Nager Sendromu Nedir?

Çok nadir görülen genetik bir hastalık olan nager sendromu ilk olarak 1948 yıllarında keşfedilmiş bir rahatsızlıktır. Keşfeden kişi tıp doktoru olan doktor Nager’dir. Hastalık ismini bu doktordan alır. Ülkemizde 1992 yılında Türkiye güzeli Özlem Kaymazın oğlu ile tanınmış bir hastalıktır. Dünya çağında tanımlanmış sadece 90 vaka mevcuttur. Nager sendromu nedir? bulaşıcı mıdır? Nager sendromu genetik biri hastalık olduğu için bulaşıcı değildir.

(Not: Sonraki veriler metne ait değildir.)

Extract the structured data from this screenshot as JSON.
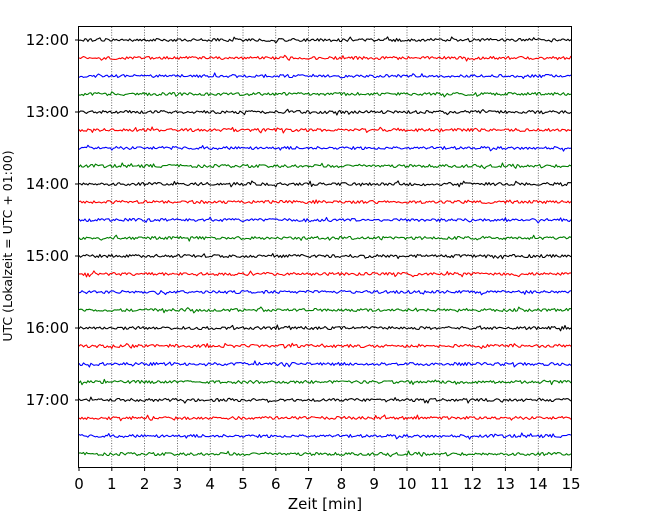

Nager Sendromu Belirtileri Nelerdir

Nager sendromu olan kişilerde bazı belirtiler görülür. Çene küçük ve yüz bölgesi gelişememiştir. Yarık damak ve dudak görülebilir, uzuvlar gelişmemiş yada olması gerekenden çok küçüktür. Kollar ve parmaklar kısa olduğu için hareket etmede zorluk yaşanabilir. Dış kulak yolu dar olduğu için işitme kaybı sıklıkla görülür. Aynı zamanda iç organlarda bazı anomaliler görülür ve fonksiyonlarını tam olarak yapamazlar. Alt kirpikler hiç yoktur. Kişide var olan çoklu anomali durumu hayatını çok zorlaştırır.

Tedavisi Nasıldır?

Genetik hastalıkların tedavisi var mıdır? Nager sendromuna sahip kişiler için tedavi genellikle hayat kalitesini arttırmaya yöneliktir. İç organlarda fonksiyon kaybı cerrahi olarak düzeltilmeye çalışılır. Fizik tedavi ile hareket kısıtlamasının önüne geçilmeye çalışılır. İşitme problemi için işitme cihazı kullanılabilir. Yarık damak ve dudak bebeğin beslenmesi için sorun teşkil eder. Bunun için cerrahi olarak yarık damak ve dudak düzeltilir. Daha çok etkilenen iç organlar böbrek ve kalptir.

Nager Sendromu Genetik Geçişi Var mıdır?

Nager sendromu genetik geçişi olduğu düşünülen bir hastalıktır. Dünya çapında yapılan bilimsel araştırmalarda henüz bir genetik geçişine rastlanılmaması nedeni nager sendromu olan bir bireyin evlilik yapmamasıdır. Nager sendromu neden olur? Nager sendromu yumurta hücresi ve sperm hücresinin döllenmesi sırasında bazı genlerin mutasyona uğramasından dolayı oluştuğu düşünülmektedir. Nager sendromu olan bireylerin zeka seviyeleri nasıldır? Nager sendromu olan kişilerin zekâ seviyeleri genellikle normaldir. Bazı ağır vakalarda zeka seviyesinde en alt sınır görülebilir. Üreme organlarıyla ve üreme yeteneğiyle ilgili bir problem görülmemiştir. Dünya çapında çok az sayıda görüldüğünden dolayı çok fazla araştırma yapılamamıştır.